A decision tree is defined as:

$f_t(x) = w_{q(x)}, w \in R^T, q:R^d\rightarrow \{1,2,\cdots,T\} $

Here w is the vector of scores on leaves, q is a function assigning each data point to the corresponding leaf, and T is the number of leaves. In XGBoost, we define the complexity as

$\Omega(f) = \gamma T + \frac{1}{2}\lambda \sum_{j=1}^T w_j^2$

so it seems to me that $w$'s are the final prediction scores for each leaf made by the decision tree.
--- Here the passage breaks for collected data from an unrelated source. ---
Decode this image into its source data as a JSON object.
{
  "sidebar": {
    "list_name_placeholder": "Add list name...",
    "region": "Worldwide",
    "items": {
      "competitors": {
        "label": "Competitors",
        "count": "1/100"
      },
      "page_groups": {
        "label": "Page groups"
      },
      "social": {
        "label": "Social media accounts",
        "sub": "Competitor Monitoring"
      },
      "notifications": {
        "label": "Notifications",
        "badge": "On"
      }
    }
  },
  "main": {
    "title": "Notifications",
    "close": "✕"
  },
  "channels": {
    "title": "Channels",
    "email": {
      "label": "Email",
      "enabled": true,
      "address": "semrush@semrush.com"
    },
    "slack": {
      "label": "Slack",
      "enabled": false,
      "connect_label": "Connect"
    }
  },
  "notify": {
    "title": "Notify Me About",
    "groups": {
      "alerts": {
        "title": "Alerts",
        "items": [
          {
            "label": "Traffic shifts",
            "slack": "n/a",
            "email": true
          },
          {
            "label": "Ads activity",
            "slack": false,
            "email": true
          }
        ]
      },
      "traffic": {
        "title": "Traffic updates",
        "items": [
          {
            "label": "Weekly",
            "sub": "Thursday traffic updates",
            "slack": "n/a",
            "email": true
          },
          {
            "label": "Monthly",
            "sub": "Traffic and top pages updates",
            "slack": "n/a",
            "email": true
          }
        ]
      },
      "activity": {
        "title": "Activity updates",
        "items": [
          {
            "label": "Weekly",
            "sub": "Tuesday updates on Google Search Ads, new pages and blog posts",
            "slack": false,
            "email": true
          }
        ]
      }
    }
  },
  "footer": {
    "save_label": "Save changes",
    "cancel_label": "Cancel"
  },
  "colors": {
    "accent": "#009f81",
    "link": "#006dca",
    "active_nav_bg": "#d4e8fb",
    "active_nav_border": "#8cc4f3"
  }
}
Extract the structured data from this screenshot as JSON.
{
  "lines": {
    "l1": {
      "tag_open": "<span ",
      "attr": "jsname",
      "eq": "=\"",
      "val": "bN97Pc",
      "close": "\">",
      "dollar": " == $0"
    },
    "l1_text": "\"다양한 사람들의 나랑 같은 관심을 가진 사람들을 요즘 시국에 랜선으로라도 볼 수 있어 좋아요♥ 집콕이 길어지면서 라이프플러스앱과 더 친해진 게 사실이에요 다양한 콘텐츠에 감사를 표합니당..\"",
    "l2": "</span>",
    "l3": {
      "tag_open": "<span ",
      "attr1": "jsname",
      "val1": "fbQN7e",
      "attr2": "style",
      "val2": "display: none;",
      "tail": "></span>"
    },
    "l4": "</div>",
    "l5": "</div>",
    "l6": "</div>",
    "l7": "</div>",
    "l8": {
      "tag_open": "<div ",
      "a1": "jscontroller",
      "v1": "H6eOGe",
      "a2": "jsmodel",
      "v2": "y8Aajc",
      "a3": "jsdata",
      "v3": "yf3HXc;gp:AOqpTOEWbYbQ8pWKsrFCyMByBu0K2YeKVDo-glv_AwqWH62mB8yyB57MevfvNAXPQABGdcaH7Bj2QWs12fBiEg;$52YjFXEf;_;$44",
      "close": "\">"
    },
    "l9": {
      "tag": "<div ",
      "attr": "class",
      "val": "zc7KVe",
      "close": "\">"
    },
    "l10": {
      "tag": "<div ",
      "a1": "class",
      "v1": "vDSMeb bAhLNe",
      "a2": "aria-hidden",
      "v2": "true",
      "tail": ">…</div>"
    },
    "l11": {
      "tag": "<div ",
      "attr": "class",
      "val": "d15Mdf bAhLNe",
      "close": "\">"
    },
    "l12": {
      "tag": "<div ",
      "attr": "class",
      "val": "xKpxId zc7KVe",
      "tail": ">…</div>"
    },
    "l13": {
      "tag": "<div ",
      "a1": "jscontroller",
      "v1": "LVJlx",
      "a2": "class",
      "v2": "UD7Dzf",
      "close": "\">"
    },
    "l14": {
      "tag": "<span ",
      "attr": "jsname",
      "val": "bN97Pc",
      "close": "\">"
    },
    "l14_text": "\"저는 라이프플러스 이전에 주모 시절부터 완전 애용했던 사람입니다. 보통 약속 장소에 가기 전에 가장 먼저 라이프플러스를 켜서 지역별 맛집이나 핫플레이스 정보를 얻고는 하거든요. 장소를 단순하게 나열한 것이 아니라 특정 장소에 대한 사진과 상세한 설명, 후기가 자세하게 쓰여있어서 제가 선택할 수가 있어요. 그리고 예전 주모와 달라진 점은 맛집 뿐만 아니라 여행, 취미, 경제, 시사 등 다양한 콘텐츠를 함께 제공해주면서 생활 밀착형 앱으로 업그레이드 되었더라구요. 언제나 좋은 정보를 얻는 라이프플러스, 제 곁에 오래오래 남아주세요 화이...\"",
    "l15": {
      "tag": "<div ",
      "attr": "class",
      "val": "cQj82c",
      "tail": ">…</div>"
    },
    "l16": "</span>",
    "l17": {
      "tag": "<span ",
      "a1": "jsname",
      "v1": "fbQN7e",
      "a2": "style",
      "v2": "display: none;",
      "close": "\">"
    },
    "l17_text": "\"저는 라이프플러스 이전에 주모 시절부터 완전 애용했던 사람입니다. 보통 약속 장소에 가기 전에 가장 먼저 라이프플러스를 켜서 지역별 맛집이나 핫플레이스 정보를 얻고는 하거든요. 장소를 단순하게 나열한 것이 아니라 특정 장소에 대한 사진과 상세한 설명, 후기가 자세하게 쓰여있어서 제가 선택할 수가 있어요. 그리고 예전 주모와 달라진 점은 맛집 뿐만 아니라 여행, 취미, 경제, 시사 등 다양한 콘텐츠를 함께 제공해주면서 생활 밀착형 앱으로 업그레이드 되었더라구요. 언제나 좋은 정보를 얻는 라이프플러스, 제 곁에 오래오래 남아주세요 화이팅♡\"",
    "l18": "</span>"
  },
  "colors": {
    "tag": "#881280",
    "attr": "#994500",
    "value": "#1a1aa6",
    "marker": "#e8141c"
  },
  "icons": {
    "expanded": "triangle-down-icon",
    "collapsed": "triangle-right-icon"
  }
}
Under this understanding i get that xgboost is penalizing most confident predictions, even if correct, as part of the regularization term in the cost function.

I am not sure it even qualifies as a question as i am looking for someone to tell me if i am reading it right since i have never seen the confidence of a model being penalized under regularization

Also, are not the two parts of the cost function contradictory in some sense? With one part trying to be more confident and the other part (regularization part) in trying to be less confident

Best Answer

The contradiction you noticed is precisely the idea of the regularization: you want to exchange confidence over the training set for confidence over the test set, since being too confident over the training set does not imply the model will generalize well. Indeed, you could be just fitting training set noise. Then, when you penalize weights, you usually end up with a simpler model (imagine that some weights may become zero) that may perform worse on the training set, but performs better over unseen data.